Maintenant le vrai problème du restaurant : sa cuisine. Elle est, sur le papier pleine de promesses, des plats raffinés et excellents... Pas du tout. Je ne suis pas une critique gastronomique surdouée mais quand même. Ne voyant pas l'intérieur de mon assiette, je peux vous assurer qu'elle est d'une complexité énorme : les légumes d'un côté, les points de sauce disposés, selon mon accompagnatrice, artistiquement. Difficile d'associer l'un et l'autre. Bon en même temps... c'est peut-être mieux, ce n'était plus des carottes dans mon assiette mais plutôt des bonbons tellement la sauce avait un pouvoir sucrant. Le plat principal me faisait rêver, un hachis parmentier, pour une native de France où il a été inventé, c'était tentant. Déception totale, sauce trop poivrée, purée qui vous laisse un goût de muscade pendant le dessert. Je commence à comprendre tout ce que l'on écrit sur Tyler Warrington, il se croit au sommet mais oublie qu'il doit le montrer. Petite exception pour le dessert que j'ai adoré et que je recommande, la tarte aux agrumes meringuée.


Et malheureusement, il y a un dernier bémol, chose assez drôle quand on sait que la décoration porte sur le rock'n'roll, le chef lui même. Mon accompagnatrice et moi-même nous faisions une joie de le rencontrer quand celle-ci l'a vu débarquer dans la salle. Raté... Il s'est concentré sur les V.I.P., les journalistes télé. Et pourtant, elle a attiré son attention et... il nous a ignorées. Nous ne devions pas être assez célèbres ou importantes ou bavantes devant Monsieur Warrington. Fiez vous à l'image que l'on a de lui dans la presse et empirez encore la situation.


Sur ce, je vous conseillerai quand même de l'éviter ce Palais du (Dé)Goût. Gardez l'argent pour faire une petite sortie culturelle c'est plus intéressant.
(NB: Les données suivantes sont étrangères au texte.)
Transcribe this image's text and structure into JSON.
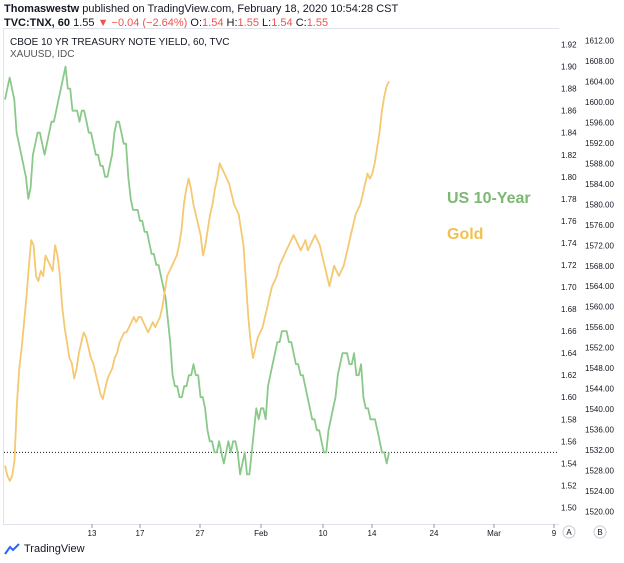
{
  "header": {
    "author": "Thomaswestw",
    "published": "published on TradingView.com, February 18, 2020 10:54:28 CST",
    "symbol": "TVC:TNX, 60",
    "last": "1.55",
    "change": "−0.04 (−2.64%)",
    "o_label": "O:",
    "o_val": "1.54",
    "h_label": "H:",
    "h_val": "1.55",
    "l_label": "L:",
    "l_val": "1.54",
    "c_label": "C:",
    "c_val": "1.55"
  },
  "main_series_title": "CBOE 10 YR TREASURY NOTE YIELD, 60, TVC",
  "secondary_series_title": "XAUUSD, IDC",
  "footer": {
    "brand": "TradingView"
  },
  "colors": {
    "yield_line": "#8bc98a",
    "gold_line": "#f5c872",
    "label_us": "#7cb871",
    "label_gold": "#f2c050"
  },
  "chart_data": {
    "type": "line",
    "annotations": [
      "US 10-Year",
      "Gold"
    ],
    "x_ticks": [
      "13",
      "17",
      "27",
      "Feb",
      "10",
      "14",
      "24",
      "Mar",
      "9"
    ],
    "axis_buttons": [
      "A",
      "B"
    ],
    "y_axis_yield": {
      "ticks": [
        "1.92",
        "1.90",
        "1.88",
        "1.86",
        "1.84",
        "1.82",
        "1.80",
        "1.78",
        "1.76",
        "1.74",
        "1.72",
        "1.70",
        "1.68",
        "1.66",
        "1.64",
        "1.62",
        "1.60",
        "1.58",
        "1.56",
        "1.54",
        "1.52",
        "1.50"
      ],
      "range": [
        1.485,
        1.935
      ]
    },
    "y_axis_gold": {
      "ticks": [
        "1612.00",
        "1608.00",
        "1604.00",
        "1600.00",
        "1596.00",
        "1592.00",
        "1588.00",
        "1584.00",
        "1580.00",
        "1576.00",
        "1572.00",
        "1568.00",
        "1564.00",
        "1560.00",
        "1556.00",
        "1552.00",
        "1548.00",
        "1544.00",
        "1540.00",
        "1536.00",
        "1532.00",
        "1528.00",
        "1524.00",
        "1520.00"
      ],
      "range": [
        1517.6,
        1614.4
      ]
    },
    "reference_line": 1.55,
    "series": [
      {
        "name": "US 10-Year",
        "axis": "yield",
        "values": [
          1.87,
          1.88,
          1.89,
          1.88,
          1.87,
          1.84,
          1.83,
          1.82,
          1.81,
          1.8,
          1.78,
          1.79,
          1.82,
          1.83,
          1.84,
          1.84,
          1.83,
          1.82,
          1.83,
          1.84,
          1.85,
          1.85,
          1.86,
          1.87,
          1.88,
          1.89,
          1.9,
          1.88,
          1.88,
          1.86,
          1.86,
          1.86,
          1.85,
          1.86,
          1.86,
          1.85,
          1.84,
          1.84,
          1.83,
          1.82,
          1.82,
          1.81,
          1.81,
          1.8,
          1.8,
          1.81,
          1.82,
          1.84,
          1.85,
          1.85,
          1.84,
          1.83,
          1.83,
          1.8,
          1.78,
          1.77,
          1.77,
          1.77,
          1.76,
          1.76,
          1.75,
          1.75,
          1.74,
          1.73,
          1.73,
          1.72,
          1.72,
          1.71,
          1.7,
          1.69,
          1.67,
          1.65,
          1.62,
          1.61,
          1.61,
          1.6,
          1.6,
          1.61,
          1.61,
          1.62,
          1.62,
          1.63,
          1.62,
          1.62,
          1.6,
          1.6,
          1.59,
          1.57,
          1.56,
          1.56,
          1.55,
          1.55,
          1.56,
          1.55,
          1.54,
          1.55,
          1.56,
          1.55,
          1.56,
          1.56,
          1.55,
          1.53,
          1.54,
          1.55,
          1.53,
          1.53,
          1.55,
          1.57,
          1.59,
          1.58,
          1.59,
          1.59,
          1.58,
          1.61,
          1.62,
          1.63,
          1.64,
          1.65,
          1.65,
          1.66,
          1.66,
          1.66,
          1.65,
          1.65,
          1.64,
          1.63,
          1.63,
          1.62,
          1.62,
          1.61,
          1.6,
          1.59,
          1.58,
          1.58,
          1.57,
          1.57,
          1.56,
          1.55,
          1.55,
          1.57,
          1.58,
          1.59,
          1.6,
          1.62,
          1.63,
          1.64,
          1.64,
          1.64,
          1.63,
          1.63,
          1.64,
          1.62,
          1.62,
          1.63,
          1.6,
          1.59,
          1.59,
          1.58,
          1.58,
          1.58,
          1.57,
          1.56,
          1.55,
          1.55,
          1.54,
          1.55
        ]
      },
      {
        "name": "Gold",
        "axis": "gold",
        "values": [
          1529,
          1527,
          1526,
          1527,
          1530,
          1541,
          1548,
          1552,
          1557,
          1562,
          1568,
          1573,
          1572,
          1566,
          1565,
          1567,
          1566,
          1570,
          1569,
          1568,
          1567,
          1572,
          1570,
          1566,
          1560,
          1556,
          1553,
          1550,
          1549,
          1546,
          1548,
          1551,
          1553,
          1555,
          1554,
          1552,
          1550,
          1549,
          1547,
          1545,
          1543,
          1542,
          1544,
          1546,
          1547,
          1548,
          1550,
          1551,
          1553,
          1554,
          1555,
          1555,
          1556,
          1557,
          1558,
          1557,
          1558,
          1558,
          1557,
          1556,
          1555,
          1556,
          1557,
          1556,
          1557,
          1558,
          1560,
          1563,
          1566,
          1567,
          1568,
          1569,
          1570,
          1572,
          1575,
          1580,
          1583,
          1585,
          1583,
          1580,
          1578,
          1576,
          1574,
          1570,
          1572,
          1575,
          1578,
          1580,
          1583,
          1585,
          1588,
          1587,
          1586,
          1585,
          1584,
          1582,
          1580,
          1579,
          1578,
          1575,
          1572,
          1565,
          1558,
          1553,
          1550,
          1552,
          1554,
          1555,
          1556,
          1558,
          1560,
          1562,
          1564,
          1565,
          1566,
          1568,
          1569,
          1570,
          1571,
          1572,
          1573,
          1574,
          1573,
          1572,
          1571,
          1572,
          1573,
          1571,
          1572,
          1573,
          1574,
          1573,
          1572,
          1570,
          1568,
          1566,
          1564,
          1566,
          1568,
          1567,
          1566,
          1567,
          1568,
          1570,
          1572,
          1574,
          1576,
          1578,
          1579,
          1580,
          1582,
          1584,
          1586,
          1585,
          1586,
          1588,
          1591,
          1594,
          1598,
          1601,
          1603,
          1604
        ]
      }
    ]
  }
}
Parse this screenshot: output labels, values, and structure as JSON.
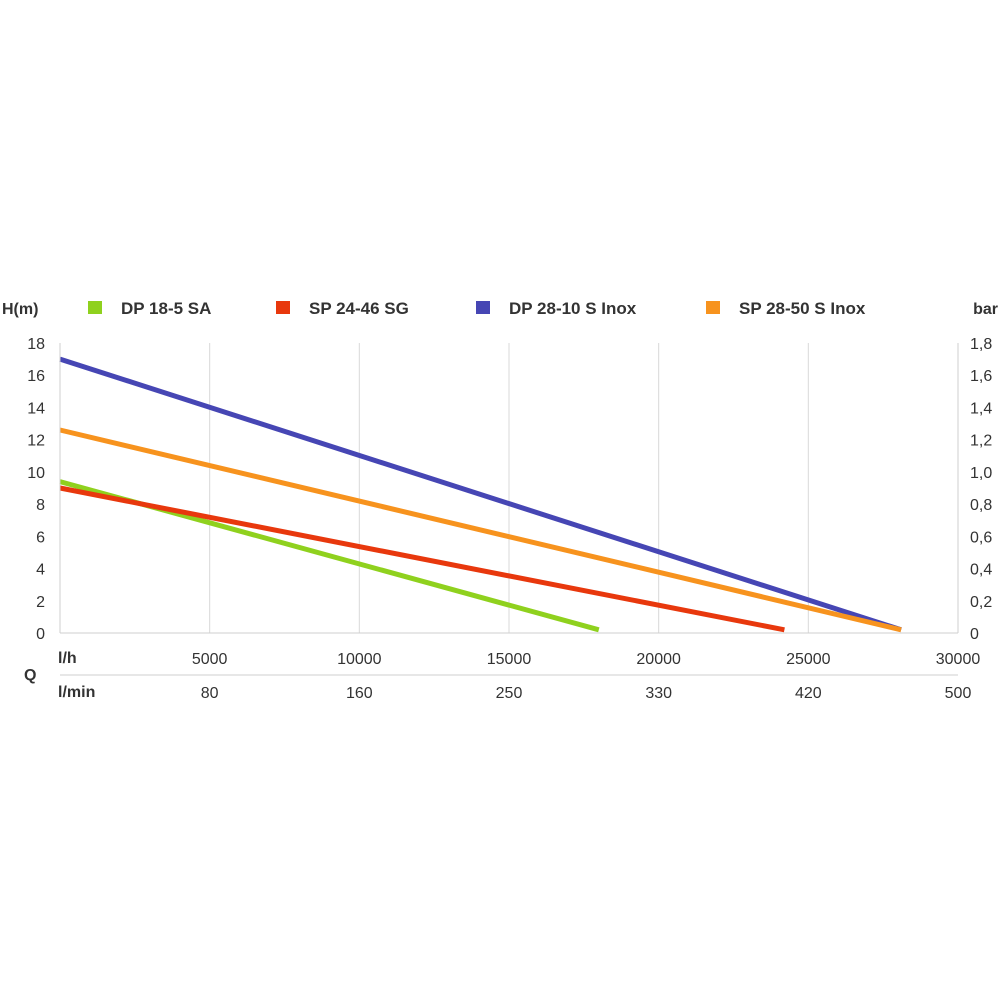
{
  "chart_data": {
    "type": "line",
    "ylabel_left": "H(m)",
    "ylabel_right": "bar",
    "row_label_q": "Q",
    "row_label_lh": "l/h",
    "row_label_lmin": "l/min",
    "x_ticks_lh": [
      "5000",
      "10000",
      "15000",
      "20000",
      "25000",
      "30000"
    ],
    "x_ticks_lmin": [
      "80",
      "160",
      "250",
      "330",
      "420",
      "500"
    ],
    "x_tick_values": [
      5000,
      10000,
      15000,
      20000,
      25000,
      30000
    ],
    "xlim": [
      0,
      30000
    ],
    "ylim": [
      0,
      18
    ],
    "y_ticks_left": [
      "0",
      "2",
      "4",
      "6",
      "8",
      "10",
      "12",
      "14",
      "16",
      "18"
    ],
    "y_ticks_right": [
      "0",
      "0,2",
      "0,4",
      "0,6",
      "0,8",
      "1,0",
      "1,2",
      "1,4",
      "1,6",
      "1,8"
    ],
    "y_tick_values": [
      0,
      2,
      4,
      6,
      8,
      10,
      12,
      14,
      16,
      18
    ],
    "grid": "vertical",
    "legend_position": "top",
    "series": [
      {
        "name": "DP 18-5 SA",
        "color": "#8fd11e",
        "x": [
          0,
          18000
        ],
        "y": [
          9.4,
          0.2
        ]
      },
      {
        "name": "SP 24-46 SG",
        "color": "#e8380d",
        "x": [
          0,
          24200
        ],
        "y": [
          9.0,
          0.2
        ]
      },
      {
        "name": "DP 28-10 S Inox",
        "color": "#4646b4",
        "x": [
          0,
          28100
        ],
        "y": [
          17.0,
          0.2
        ]
      },
      {
        "name": "SP 28-50 S Inox",
        "color": "#f7931e",
        "x": [
          0,
          28100
        ],
        "y": [
          12.6,
          0.2
        ]
      }
    ]
  }
}
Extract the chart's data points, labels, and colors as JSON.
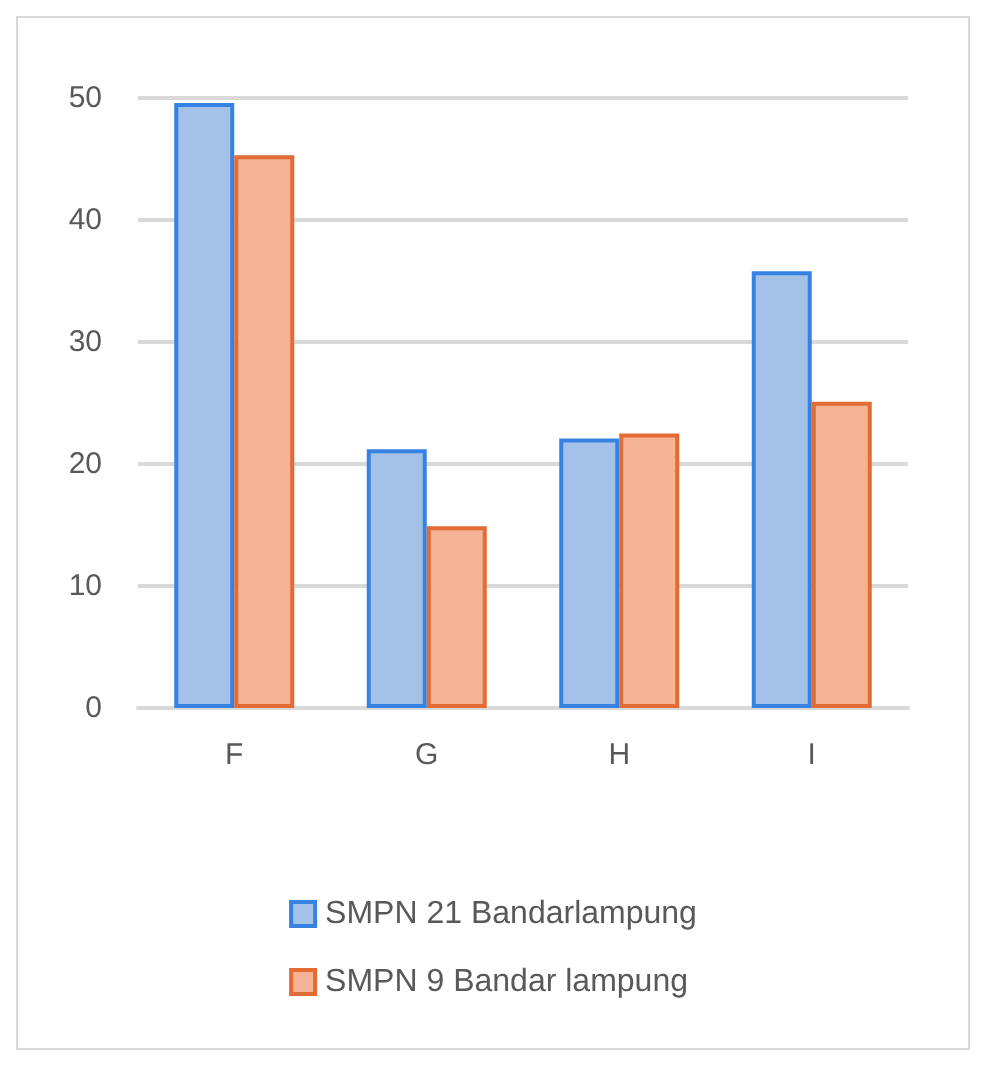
{
  "chart_data": {
    "type": "bar",
    "categories": [
      "F",
      "G",
      "H",
      "I"
    ],
    "series": [
      {
        "name": "SMPN 21 Bandarlampung",
        "color": "#a4c2e8",
        "values": [
          49.6,
          21.2,
          22.1,
          35.8
        ]
      },
      {
        "name": "SMPN 9 Bandar lampung",
        "color": "#f6b294",
        "values": [
          45.3,
          14.9,
          22.5,
          25.1
        ]
      }
    ],
    "ylim": [
      0,
      50
    ],
    "yticks": [
      0,
      10,
      20,
      30,
      40,
      50
    ],
    "grid": "y",
    "legend": "bottom"
  }
}
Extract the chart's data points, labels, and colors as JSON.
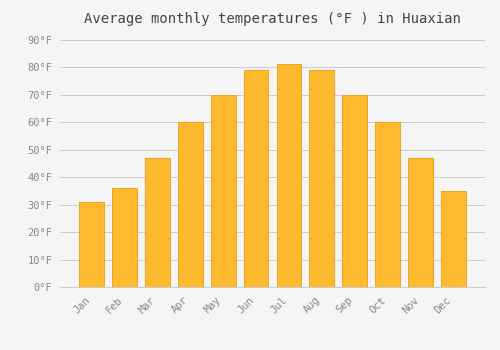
{
  "title": "Average monthly temperatures (°F ) in Huaxian",
  "months": [
    "Jan",
    "Feb",
    "Mar",
    "Apr",
    "May",
    "Jun",
    "Jul",
    "Aug",
    "Sep",
    "Oct",
    "Nov",
    "Dec"
  ],
  "values": [
    31,
    36,
    47,
    60,
    70,
    79,
    81,
    79,
    70,
    60,
    47,
    35
  ],
  "bar_color": "#FDBA2E",
  "bar_edge_color": "#E8A010",
  "background_color": "#F5F5F5",
  "grid_color": "#CCCCCC",
  "ylim": [
    0,
    93
  ],
  "yticks": [
    0,
    10,
    20,
    30,
    40,
    50,
    60,
    70,
    80,
    90
  ],
  "ytick_labels": [
    "0°F",
    "10°F",
    "20°F",
    "30°F",
    "40°F",
    "50°F",
    "60°F",
    "70°F",
    "80°F",
    "90°F"
  ],
  "title_fontsize": 10,
  "tick_fontsize": 7.5,
  "tick_color": "#888888",
  "spine_color": "#CCCCCC",
  "title_color": "#444444"
}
Bon courage à vous dans cette ville de New York qui tente chaque jour de s'améliorer mais que certains continuent de malmener dans le progrès. À bientôt pour une prochaine chronique.


C.M."


Elle n'était pas peu fière de son article mais espérait ne pas être allée trop loin. Sa petite attaque réservée au chef serait peut-être retirée par Helen, pour éviter un procès en diffamation, mais était cependant très méritée. Elle se doutait en effet que Sybille avait dû faire signe au chef en insinuant qu'elle était aveugle. Elle savait qu'elle l'avait déjà fait, ce n'était pas méchant mais juste pour rencontrer ces personnes. Elle cliqua sur ENVOYER et referma l'ordinateur avant de se coucher. Elle ignorait encore à quel point cet article allait avoir de l'influence sur son petit monde si bien ordonné.